Risikoquotient war deutlich zu hoch
Um zu untersuchen, wie groß dieser Stress und damit das Risiko der nachgewiesenen Schadstoffe für Wasserorganismen sind, nutzten die Forschenden den Risikoquotienten RQ.
Was ist der Risikoquotient RQ?
Der Quotient wird als Verhältnis zwischen der gemessenen Konzentration eines Schadstoffs und seiner unschädlichen Konzentration (PNEC, predicted no effect concentration) definiert.

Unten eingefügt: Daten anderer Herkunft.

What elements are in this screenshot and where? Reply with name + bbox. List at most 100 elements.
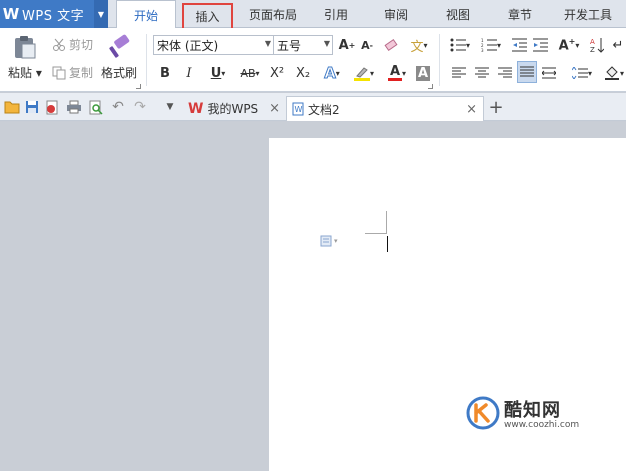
watermark-name: 酷知网	[504, 400, 561, 421]
ribbon-tab-bar: W WPS 文字 ▼ 开始 插入 页面布局 引用 审阅 视图 章节 开发工具	[0, 0, 626, 30]
doc-tab-document2[interactable]: W 文档2 ×	[286, 96, 484, 121]
italic-button[interactable]: I	[180, 62, 198, 84]
app-menu-dropdown-icon[interactable]: ▼	[94, 0, 108, 28]
font-size-value: 五号	[277, 38, 302, 53]
grow-font-icon: A	[338, 37, 349, 53]
highlighter-icon	[353, 66, 370, 81]
wps-brand-icon: W	[188, 100, 204, 117]
increase-indent-button[interactable]	[530, 34, 550, 56]
paste-label: 粘贴 ▾	[8, 66, 42, 80]
group-separator	[146, 34, 147, 86]
change-case-button[interactable]: A+ ▾	[554, 34, 584, 56]
export-pdf-icon[interactable]	[44, 99, 60, 115]
svg-text:W: W	[295, 105, 303, 114]
font-color-button[interactable]: A ▾	[382, 62, 412, 84]
phonetic-guide-icon: 文	[410, 39, 424, 55]
copy-button[interactable]: 复制	[52, 64, 93, 81]
paste-button[interactable]: 粘贴 ▾	[8, 34, 42, 81]
distributed-align-button[interactable]	[540, 62, 558, 84]
tab-page-layout[interactable]: 页面布局	[240, 0, 306, 28]
line-spacing-button[interactable]: ▾	[568, 62, 596, 84]
redo-icon[interactable]: ↷	[132, 99, 148, 115]
strikethrough-button[interactable]: AB ▾	[235, 62, 265, 84]
decrease-indent-icon	[511, 38, 527, 52]
chevron-down-icon: ▼	[323, 39, 330, 48]
change-case-icon: A+	[558, 36, 576, 54]
margin-marker	[365, 233, 387, 234]
app-menu-button[interactable]: W WPS 文字 ▼	[0, 0, 108, 28]
underline-button[interactable]: U ▾	[204, 62, 232, 84]
show-marks-button[interactable]: ↵	[610, 34, 626, 56]
tab-view[interactable]: 视图	[436, 0, 480, 28]
close-icon[interactable]: ×	[269, 101, 280, 116]
strikethrough-icon: AB	[240, 66, 256, 80]
margin-marker	[386, 211, 387, 234]
font-size-select[interactable]: 五号 ▼	[273, 35, 333, 55]
ribbon-home-panel: 粘贴 ▾ 剪切 复制 格式刷 宋体 (正文) ▼ 五号 ▼ A + A- 文 ▾ B	[0, 28, 626, 92]
wps-logo-icon: W	[2, 5, 20, 23]
bullets-button[interactable]: ▾	[446, 34, 474, 56]
character-shading-button[interactable]: A	[414, 62, 432, 84]
tab-references[interactable]: 引用	[314, 0, 358, 28]
tab-home[interactable]: 开始	[116, 0, 176, 29]
format-painter-icon	[109, 34, 130, 58]
shrink-font-icon: A	[361, 38, 370, 52]
format-painter-button[interactable]: 格式刷	[101, 34, 137, 81]
align-left-button[interactable]	[450, 62, 468, 84]
print-icon[interactable]	[66, 99, 82, 115]
group-separator	[439, 34, 440, 86]
save-icon[interactable]	[24, 99, 40, 115]
font-dialog-launcher-icon[interactable]	[428, 84, 433, 89]
grow-font-button[interactable]: A +	[337, 34, 357, 56]
open-folder-icon[interactable]	[4, 99, 20, 115]
tab-sections[interactable]: 章节	[498, 0, 542, 28]
clipboard-dialog-launcher-icon[interactable]	[136, 84, 141, 89]
chevron-down-icon: ▼	[264, 39, 271, 48]
svg-text:A: A	[590, 38, 595, 46]
quick-access-toolbar: ↶ ↷ ▼ W 我的WPS × W 文档2 × +	[0, 93, 626, 121]
character-shading-icon: A	[415, 65, 431, 81]
tab-review[interactable]: 审阅	[374, 0, 418, 28]
align-center-button[interactable]	[473, 62, 491, 84]
watermark: 酷知网 www.coozhi.com	[466, 396, 579, 430]
bullet-list-icon	[450, 38, 466, 52]
justify-button[interactable]	[517, 61, 537, 83]
eraser-icon	[384, 38, 398, 52]
customize-toolbar-icon[interactable]: ▼	[162, 99, 178, 115]
tab-developer-tools[interactable]: 开发工具	[556, 0, 620, 28]
app-title: WPS 文字	[22, 8, 85, 24]
sort-button[interactable]: AZ	[588, 34, 606, 56]
tab-insert[interactable]: 插入	[182, 3, 233, 30]
align-right-button[interactable]	[496, 62, 514, 84]
sort-icon: AZ	[590, 38, 604, 53]
cut-label: 剪切	[69, 38, 94, 52]
paragraph-handle[interactable]: ▾	[320, 235, 338, 247]
text-effect-button[interactable]: A ▾	[318, 62, 346, 84]
subscript-button[interactable]: X₂	[292, 62, 314, 84]
shrink-font-button[interactable]: A-	[357, 34, 377, 56]
shading-button[interactable]: ▾	[602, 62, 626, 84]
line-spacing-icon	[571, 67, 588, 79]
highlight-color-button[interactable]: ▾	[348, 62, 380, 84]
clear-format-button[interactable]	[380, 34, 402, 56]
superscript-button[interactable]: X²	[266, 62, 288, 84]
svg-text:Z: Z	[590, 46, 595, 53]
numbered-list-icon: 123	[481, 38, 497, 52]
close-icon[interactable]: ×	[466, 102, 477, 117]
cut-button[interactable]: 剪切	[52, 36, 93, 53]
underline-icon: U	[210, 65, 222, 81]
print-preview-icon[interactable]	[88, 99, 104, 115]
paragraph-layout-icon	[320, 235, 332, 247]
doc-tab-label: 我的WPS	[207, 102, 259, 116]
doc-tab-my-wps[interactable]: W 我的WPS ×	[184, 96, 286, 121]
new-tab-button[interactable]: +	[486, 96, 506, 118]
undo-icon[interactable]: ↶	[110, 99, 126, 115]
phonetic-guide-button[interactable]: 文 ▾	[405, 34, 433, 56]
font-family-select[interactable]: 宋体 (正文) ▼	[153, 35, 274, 55]
numbering-button[interactable]: 1 2 3 ▾	[477, 34, 505, 56]
bold-button[interactable]: B	[156, 62, 174, 84]
document-icon: W	[292, 102, 304, 116]
scissors-icon	[52, 38, 66, 52]
decrease-indent-button[interactable]	[509, 34, 529, 56]
font-family-value: 宋体 (正文)	[157, 38, 219, 53]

Überschreitet der RQ den Wert von 1, kann der Schadstoff Wasserlebewesen beeinträchtigen. Die Forschenden addierten die RQs der nachgewiesenen Chemikalien und erhielten so an den Probenahmestellen Mischungs-Risikoquotienten (RQmix) zwischen 16 und 22. „Alle RQmix-Werte überstiegen den Schwellenwert von 1 erheblich, was auf ein potenzielles Risiko für Wasserorganismen durch Schadstoffe hinweist“, sagt Co-Autorin und Wasserchemikerin Dr. Stephanie Spahr vom IGB. Dabei seien nur 30 organische Mikroschadstoffe in das Modell einbezogen worden, obwohl im Fluss vermutlich Tausende von organischen Chemikalien vorhanden seien. Die aus den Wasserproben extrahierten Chemikaliencocktails zeigten auch deutliche Effekte in Laborexperimenten mit Algen, Wasserflöhen und Zebrafischembryonen, die als gängige Modelle für aquatische Organismen gelten.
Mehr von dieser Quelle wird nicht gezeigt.